Rich countries are now winding up intense COVID‑19 vaccination campaigns, de-emphasizing public-health interventions and reporting data less frequently, even with three billion people still unvaccinated. I worry that governments and organizations responsible for crucial data-gathering efforts will fail to focus on what’s truly needed to navigate out of the pandemic.

When the pandemic first surged in 2020, a few people at Johns Hopkins University in Baltimore, Maryland, took the initiative to start counting each country’s confirmed cases and reported deaths. Meanwhile, Our World in Data, a data publisher in Oxford, UK, started painstakingly assembling country-by-country data on testing. I quit my job at a digital-services company to join that effort.

Data publishers — whether they are national governments, international organizations or online publications — should make a frank commitment to provide the public and researchers with transparent data on the pandemic until the World Health Organization (WHO) declares that it is over, and the WHO should coordinate this effort.

There are huge inequalities in data reporting around the world. Most of my time over the past two years has been spent digging through official websites and social-media accounts of hundreds of governments and health authorities. Some governments still report official statistics in low-resolution images on Facebook or infrequent press conferences on YouTube — often because they lack resources to do better. Some countries, including China and Iran, have provided no files at all.

Sometimes, it’s a lack of awareness: government officials might think that a topline figure somewhere in a press release is sufficient. Sometimes, the problem is reluctance: publishing the first file would mean a flood of requests for more data that authorities can’t or won’t publish.

Some governments rushed to launch pandemic dashboards, often built as one-off jobs by hired contractors. Civil servants couldn’t upgrade them as the pandemic shifted and new metrics and charts became more relevant. I started building our global data set on COVID-19 vaccinations in 2021, but many governments didn’t supply data for weeks — sometimes months — after roll-outs because their dashboards couldn’t accommodate the data. Worse, they rarely supplied underlying data essential for others to download and produce their own analyses. (My team asked repeatedly.)

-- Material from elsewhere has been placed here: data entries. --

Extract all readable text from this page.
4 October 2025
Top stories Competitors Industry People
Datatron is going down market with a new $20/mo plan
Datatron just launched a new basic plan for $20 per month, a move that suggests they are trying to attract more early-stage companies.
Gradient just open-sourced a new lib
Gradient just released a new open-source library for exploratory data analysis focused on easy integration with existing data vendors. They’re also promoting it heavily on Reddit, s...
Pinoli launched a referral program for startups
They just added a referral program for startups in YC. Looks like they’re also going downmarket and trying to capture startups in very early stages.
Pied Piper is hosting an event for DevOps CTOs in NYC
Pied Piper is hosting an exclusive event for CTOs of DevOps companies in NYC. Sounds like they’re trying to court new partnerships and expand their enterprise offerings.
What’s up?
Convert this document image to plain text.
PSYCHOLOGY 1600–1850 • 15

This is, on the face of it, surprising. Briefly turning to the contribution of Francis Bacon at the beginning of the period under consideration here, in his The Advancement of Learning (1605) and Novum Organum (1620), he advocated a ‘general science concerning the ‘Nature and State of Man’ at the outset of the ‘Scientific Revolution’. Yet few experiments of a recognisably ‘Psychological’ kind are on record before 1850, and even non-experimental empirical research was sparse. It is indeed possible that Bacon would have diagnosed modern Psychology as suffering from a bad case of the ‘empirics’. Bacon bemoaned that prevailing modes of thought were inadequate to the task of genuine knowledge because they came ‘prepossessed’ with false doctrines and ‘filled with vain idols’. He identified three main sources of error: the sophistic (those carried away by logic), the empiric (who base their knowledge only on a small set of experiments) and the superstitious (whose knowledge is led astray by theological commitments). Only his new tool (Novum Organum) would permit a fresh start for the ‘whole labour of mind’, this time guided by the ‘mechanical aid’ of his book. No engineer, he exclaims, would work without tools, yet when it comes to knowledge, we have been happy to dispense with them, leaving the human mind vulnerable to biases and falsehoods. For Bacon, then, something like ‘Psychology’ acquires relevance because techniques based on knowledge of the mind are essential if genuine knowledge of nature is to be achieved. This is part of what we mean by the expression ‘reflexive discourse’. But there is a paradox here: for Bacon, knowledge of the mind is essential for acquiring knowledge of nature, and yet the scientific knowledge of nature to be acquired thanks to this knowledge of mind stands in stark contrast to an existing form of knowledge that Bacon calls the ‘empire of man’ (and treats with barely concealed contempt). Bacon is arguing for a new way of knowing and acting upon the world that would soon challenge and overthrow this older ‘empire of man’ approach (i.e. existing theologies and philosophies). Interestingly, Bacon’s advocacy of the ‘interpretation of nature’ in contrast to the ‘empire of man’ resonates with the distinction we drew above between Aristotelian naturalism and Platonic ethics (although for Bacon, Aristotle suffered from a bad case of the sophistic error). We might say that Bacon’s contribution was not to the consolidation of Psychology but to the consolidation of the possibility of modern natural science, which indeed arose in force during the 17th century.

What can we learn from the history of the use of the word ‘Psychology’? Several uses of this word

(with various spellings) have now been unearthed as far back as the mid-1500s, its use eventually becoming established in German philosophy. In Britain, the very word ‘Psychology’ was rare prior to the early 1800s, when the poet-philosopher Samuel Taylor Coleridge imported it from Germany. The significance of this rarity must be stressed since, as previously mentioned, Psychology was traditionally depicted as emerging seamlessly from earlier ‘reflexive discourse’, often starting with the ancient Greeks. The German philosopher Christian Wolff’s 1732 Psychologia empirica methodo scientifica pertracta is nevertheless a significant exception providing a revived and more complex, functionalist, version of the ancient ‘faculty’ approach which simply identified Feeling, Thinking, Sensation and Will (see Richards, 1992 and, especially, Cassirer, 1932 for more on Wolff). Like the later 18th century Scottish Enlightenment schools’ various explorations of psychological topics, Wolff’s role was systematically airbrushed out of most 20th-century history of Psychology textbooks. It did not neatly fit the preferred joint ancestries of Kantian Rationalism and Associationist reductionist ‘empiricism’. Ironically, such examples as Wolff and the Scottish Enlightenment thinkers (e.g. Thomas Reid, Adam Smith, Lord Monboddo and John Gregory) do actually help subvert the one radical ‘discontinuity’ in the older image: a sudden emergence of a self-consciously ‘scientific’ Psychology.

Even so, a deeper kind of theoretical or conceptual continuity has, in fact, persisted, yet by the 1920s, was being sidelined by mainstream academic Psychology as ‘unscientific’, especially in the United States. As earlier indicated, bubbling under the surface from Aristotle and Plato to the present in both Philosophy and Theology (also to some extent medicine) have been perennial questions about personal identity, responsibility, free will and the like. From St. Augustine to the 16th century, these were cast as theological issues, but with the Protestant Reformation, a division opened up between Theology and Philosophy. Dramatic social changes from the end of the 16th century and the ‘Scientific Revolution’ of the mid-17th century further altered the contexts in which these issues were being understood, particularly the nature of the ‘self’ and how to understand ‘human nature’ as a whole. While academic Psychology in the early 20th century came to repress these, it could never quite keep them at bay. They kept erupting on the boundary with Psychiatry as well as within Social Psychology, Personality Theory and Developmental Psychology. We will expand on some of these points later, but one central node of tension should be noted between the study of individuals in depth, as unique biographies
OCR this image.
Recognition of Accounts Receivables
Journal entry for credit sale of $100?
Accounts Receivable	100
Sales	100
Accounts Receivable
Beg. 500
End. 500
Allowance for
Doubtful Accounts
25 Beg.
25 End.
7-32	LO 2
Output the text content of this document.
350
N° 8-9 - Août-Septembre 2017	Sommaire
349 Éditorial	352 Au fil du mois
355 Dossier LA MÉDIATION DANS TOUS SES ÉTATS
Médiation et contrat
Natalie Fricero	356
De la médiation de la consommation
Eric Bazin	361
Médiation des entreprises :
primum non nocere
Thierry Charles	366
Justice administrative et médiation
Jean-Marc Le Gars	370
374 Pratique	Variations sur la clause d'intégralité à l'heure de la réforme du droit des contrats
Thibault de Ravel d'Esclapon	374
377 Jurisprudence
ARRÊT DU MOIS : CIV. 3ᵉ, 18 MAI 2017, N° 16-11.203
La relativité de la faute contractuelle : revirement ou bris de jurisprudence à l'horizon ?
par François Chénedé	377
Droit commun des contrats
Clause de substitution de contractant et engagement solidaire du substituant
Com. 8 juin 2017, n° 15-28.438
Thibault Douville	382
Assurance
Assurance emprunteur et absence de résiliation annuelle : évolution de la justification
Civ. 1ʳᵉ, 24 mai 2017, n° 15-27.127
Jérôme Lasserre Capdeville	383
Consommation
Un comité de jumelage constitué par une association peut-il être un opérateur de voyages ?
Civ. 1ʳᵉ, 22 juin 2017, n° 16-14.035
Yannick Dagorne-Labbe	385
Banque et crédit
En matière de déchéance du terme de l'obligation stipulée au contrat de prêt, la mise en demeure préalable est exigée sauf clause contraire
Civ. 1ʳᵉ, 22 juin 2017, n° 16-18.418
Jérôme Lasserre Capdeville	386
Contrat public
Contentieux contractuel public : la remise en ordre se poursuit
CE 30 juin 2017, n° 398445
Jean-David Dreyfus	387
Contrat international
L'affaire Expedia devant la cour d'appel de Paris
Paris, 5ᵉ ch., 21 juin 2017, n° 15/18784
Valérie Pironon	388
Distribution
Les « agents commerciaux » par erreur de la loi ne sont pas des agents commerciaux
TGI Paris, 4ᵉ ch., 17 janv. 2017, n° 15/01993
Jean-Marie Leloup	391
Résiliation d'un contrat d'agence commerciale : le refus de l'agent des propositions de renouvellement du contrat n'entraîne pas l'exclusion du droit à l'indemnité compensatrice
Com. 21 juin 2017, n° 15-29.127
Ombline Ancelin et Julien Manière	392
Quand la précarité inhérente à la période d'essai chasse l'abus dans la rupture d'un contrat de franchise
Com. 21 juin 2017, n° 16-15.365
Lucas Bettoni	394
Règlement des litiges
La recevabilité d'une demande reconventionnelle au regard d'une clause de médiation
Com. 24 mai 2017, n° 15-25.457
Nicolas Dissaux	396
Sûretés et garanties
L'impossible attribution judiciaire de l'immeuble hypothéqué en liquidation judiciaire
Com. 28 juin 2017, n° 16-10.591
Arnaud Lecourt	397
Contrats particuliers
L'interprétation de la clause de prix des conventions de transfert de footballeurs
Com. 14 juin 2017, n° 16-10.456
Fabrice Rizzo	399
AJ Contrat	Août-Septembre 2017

Over and over, I’ve seen governments emphasize making dashboards look good when the priority should be making data available. A simple text file would do. After all, research groups like mine and citizens with expertise in data-visualization tools are more than willing to create a useful website or mobile app. But to do so, we need the raw material in a machine-readable format.

There are many good examples of governments making their data available for others to make visible. The open-access GitHub repositories of the Malaysian and Chilean governments are prime examples of how to do this. Where governments haven’t done it, volunteer groups have stepped in: the Sledilnik project in Slovenia, the COVID LIVE and CovidBase websites in Australia, and the COVID Tracking Project in 2020 in the United States are heroic efforts.

Such organizations have taken on this job for the past two years, but the world should not rely on a private university to tally the pandemic’s death toll or announce when 60% of the global population is vaccinated. The WHO should collect and aggregate national figures into an international data set.

Yes, this will take a (modest) commitment of resources. More than that, it will take agility. In an ever-evolving situation, it’s impossible to produce useful data if it takes six months to add or update a data field. Our team added a metric for boosters in August 2021, as soon as countries such as Israel rolled them out. The WHO still doesn’t track them.

Great shifts are possible. After making a concerted effort over the past decade, the World Bank now publishes some of the best open-access, clean and reliable data sets on global development. The WHO could have a similar role for the world’s public-health data.

The WHO and international health leaders can do more to encourage a holistic approach to managing long-term pandemic data. That would allow national authorities both to keep counting cases, hospitalizations and more, and to become better at doing so. Many essential data are still unavailable. The distinction between hospital admissions directly due to COVID-19 and cases detected incidentally is now crucial as the latter fraction increases. But few countries supply those breakdowns.

Another bigger problem is the lack of all-cause mortality data. Without that, it is impossible to know the true toll of the pandemic. When we look at the rare all-cause mortality data available across Africa — in Egypt and South Africa, for example — the death toll seems much higher than headline figures suggest.

National and international authorities and the public have relied on online publications — including media organizations and Our World in Data — to track pandemic metrics and make sense of all the data. But those authorities, too, bear a responsibility, especially to countries that would otherwise fly the rest of the pandemic blind and be too quickly forgotten by rich countries that are eager to move on.